Federal judge rules for Gov. Ducey in US Senate election lawsuit
PHOENIX – A federal judge dismissed a months-old lawsuit that would have forced Arizona Gov. Doug Ducey to pull together a special election to fill the U.S. Senate seat held by Republican Martha McSally.
The lawsuit, filed in November by a small group of voters, said Ducey ignored the 17th Amendment in appointing McSally instead of holding an election before 2020 to fill the vacancy created by John McCain’s death.
McCain died in August 2018.
U.S. District Judge Diane Humetewa knocked down all the challenges in a decision filed late Thursday.
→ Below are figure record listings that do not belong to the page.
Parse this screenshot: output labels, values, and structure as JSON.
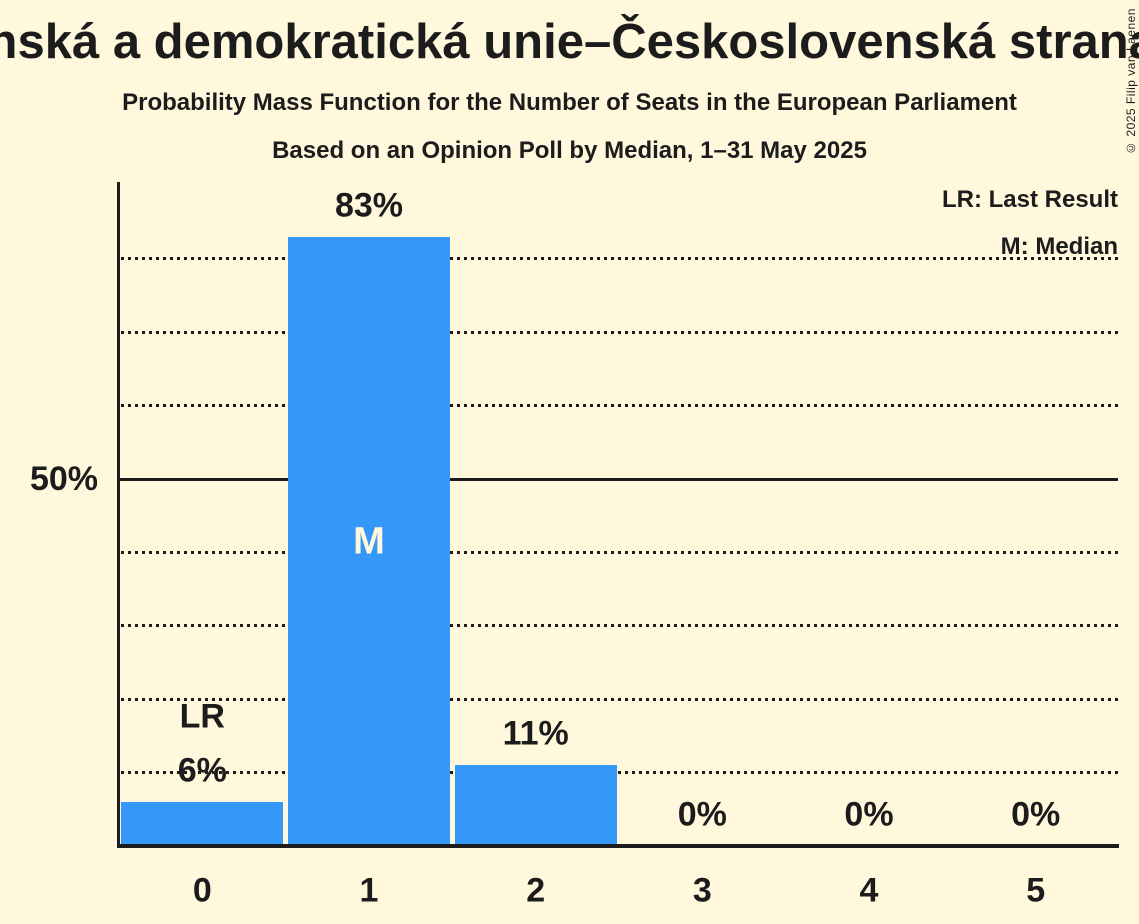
{
  "header": {
    "title": "Křesťanská a demokratická unie–Československá strana lidová",
    "subtitle": "Probability Mass Function for the Number of Seats in the European Parliament",
    "poll_line": "Based on an Opinion Poll by Median, 1–31 May 2025"
  },
  "watermark": "© 2025 Filip van Laenen",
  "legend": [
    {
      "label": "LR: Last Result"
    },
    {
      "label": "M: Median"
    }
  ],
  "colors": {
    "background": "#FFF8DC",
    "bar": "#3398F7",
    "text": "#1C1C1C",
    "median_label": "#FFF8DC"
  },
  "chart_data": {
    "type": "bar",
    "categories": [
      "0",
      "1",
      "2",
      "3",
      "4",
      "5"
    ],
    "values_percent": [
      6,
      83,
      11,
      0,
      0,
      0
    ],
    "bar_labels": [
      "6%",
      "83%",
      "11%",
      "0%",
      "0%",
      "0%"
    ],
    "y_axis": {
      "label": "50%",
      "tick_value": 50,
      "range_percent": [
        0,
        90
      ],
      "gridlines_percent": [
        10,
        20,
        30,
        40,
        50,
        60,
        70,
        80
      ]
    },
    "annotations": [
      {
        "bar_index": 0,
        "text": "LR",
        "meaning": "Last Result",
        "position": "above_label"
      },
      {
        "bar_index": 1,
        "text": "M",
        "meaning": "Median",
        "position": "inside"
      }
    ],
    "legend_position": "top-right",
    "grid": "dotted-horizontal"
  }
}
The five plaintiffs – two Democrats, a Republican, an independent and a libertarian – said in court documents, “…the Legislature of any State may empower the executive thereto make temporary appointments until the people fill the vacancies by election as the legislature may direct.”
Humetewa’s ruling said Ducey followed the U.S. Constitution’s provisions allowing state Legislatures to decide how to temporarily fill Senate vacancies.
Ducey appointed McSally in December after his initial choice, Sen. Jon Kyl, resigned.
Earlier this week, President Donald Trump endorsed McSally in her bid to retain the seat.
She announced her intention to run in March.
McSally, a former Air Force pilot, will likely face former astronaut and Navy pilot Mark Kelly in the general election. No other candidates have entered either primary.
The Associated Press contributed to this report.